「レコーディングの時、マイクに向かって歌う」という経験がすごく面白い気がした。それは一体誰に向かって歌っているんだろう? 現在でもあり未来でもある聴衆のため?
吹き込んだ自分の声は、未来の誰かに出会うことになる。
「録音された声は過去のものである」、という言説はよく聞くけれど、それを吹き込む側に立って考えたことはなかったので面白そうだ。
打ち込みの、オルゴールのような、誰が奏でるわけではない自分だけの音に耳を傾ける宝物みたいな感覚が好きだったのを思い出した。
ボカロを聞き始めた小学4年生のあたりから。
そんな音楽はいつも私に寄り添ってくれた。わたしのために存在し、わたしによって奏でられ始め、わたしのためだけに語りかけてくれた、ように感じていた。
雨の水滴が乗り物の車窓を滑り落ちていく様を、涙が流れているようだと思って小さい頃から見ていたけれど、垂直方向に水滴が流れていくのを見る機会なんて他になかなかないな。

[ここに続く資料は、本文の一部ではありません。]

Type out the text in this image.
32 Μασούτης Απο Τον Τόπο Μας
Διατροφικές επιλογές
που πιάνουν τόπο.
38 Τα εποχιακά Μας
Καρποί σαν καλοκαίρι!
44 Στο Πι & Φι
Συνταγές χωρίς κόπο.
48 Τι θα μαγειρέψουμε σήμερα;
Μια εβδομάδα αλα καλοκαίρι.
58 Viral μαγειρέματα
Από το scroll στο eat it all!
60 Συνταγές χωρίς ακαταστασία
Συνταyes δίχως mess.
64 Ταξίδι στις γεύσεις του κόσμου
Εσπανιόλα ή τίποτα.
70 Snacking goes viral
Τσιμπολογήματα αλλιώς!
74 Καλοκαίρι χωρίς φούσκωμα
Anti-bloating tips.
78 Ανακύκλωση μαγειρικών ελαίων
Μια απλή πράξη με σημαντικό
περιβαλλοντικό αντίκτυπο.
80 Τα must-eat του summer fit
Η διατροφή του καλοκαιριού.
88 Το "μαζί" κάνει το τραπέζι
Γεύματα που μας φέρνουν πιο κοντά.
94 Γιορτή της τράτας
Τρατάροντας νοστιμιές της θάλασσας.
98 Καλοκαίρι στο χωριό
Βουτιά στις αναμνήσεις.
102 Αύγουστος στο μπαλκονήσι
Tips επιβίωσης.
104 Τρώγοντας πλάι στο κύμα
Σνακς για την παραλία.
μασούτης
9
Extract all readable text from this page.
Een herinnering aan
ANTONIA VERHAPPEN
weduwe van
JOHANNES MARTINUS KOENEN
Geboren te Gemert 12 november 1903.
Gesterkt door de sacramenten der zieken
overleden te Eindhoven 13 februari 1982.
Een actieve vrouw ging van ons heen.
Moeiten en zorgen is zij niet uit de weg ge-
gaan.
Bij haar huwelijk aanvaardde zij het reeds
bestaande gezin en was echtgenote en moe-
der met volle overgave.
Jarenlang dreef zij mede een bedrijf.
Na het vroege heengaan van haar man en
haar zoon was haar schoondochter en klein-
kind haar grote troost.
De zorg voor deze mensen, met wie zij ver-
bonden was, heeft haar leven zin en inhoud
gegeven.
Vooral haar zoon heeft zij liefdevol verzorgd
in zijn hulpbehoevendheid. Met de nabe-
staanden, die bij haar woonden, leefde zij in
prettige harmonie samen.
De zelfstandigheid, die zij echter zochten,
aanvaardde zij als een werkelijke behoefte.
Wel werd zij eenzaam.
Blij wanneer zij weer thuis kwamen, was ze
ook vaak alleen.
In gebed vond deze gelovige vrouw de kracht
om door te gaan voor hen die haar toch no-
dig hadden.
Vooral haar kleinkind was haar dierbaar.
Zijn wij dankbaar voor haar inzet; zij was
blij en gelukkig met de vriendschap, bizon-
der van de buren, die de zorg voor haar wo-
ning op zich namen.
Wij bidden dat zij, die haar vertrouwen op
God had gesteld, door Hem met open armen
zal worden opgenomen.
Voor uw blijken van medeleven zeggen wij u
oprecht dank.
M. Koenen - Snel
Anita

わからないことは恥ずかしいことでも悪いことでもない。完全にわかる時なんてほとんど来ないんだから、分からないことにワクワクしようよ。
わからないからって否定しなくていいし、「自分にはよくわからないから……」って遠ざからなくてもいい。
多様性は弱さで、弱さを曝け出して協力し会えることが、理想的な深い関わり方、コミュニティのあり方だ、というような話を友達がしていた。
とても素敵だと思う。
わたしたちは何者か、どう生きていくか、社会についてどう思うか、みたいなことを、そんな信頼関係の中で話す場っていうのは、なかなかないし、あったとしても外側からは見えないことが多くて、難しいね、みたいなことを他の友達が言った。
だからわたしは、そんなコミュニティを物語で描きたいと思った。
新しい音楽や、面白そうなことに出会える「見本市」みたいな場所がもっとほしいねって話もした。
例えば服を買う時がわかりやすいけれど、駅ビルの何階に行けば色んなお店が並んでいて、新しいものに出会える。その中からお気に入りのお店を探して、そのお店のオンラインショップで服を買ったりもする。「駅ビルの何階」にあたる場所が充実しないと、店側は新規の顧客に出会えないし、客側は新しい服に出会えない。だからそういう「見本市」って大事だよねって。
友達が、ラジオは音楽にとって、そういう良き「見本市」になってたりするんだよって教えてくれて、とてもありがたかった。お勧めの番組も教えてもらった。ぜひチェックしてみよう。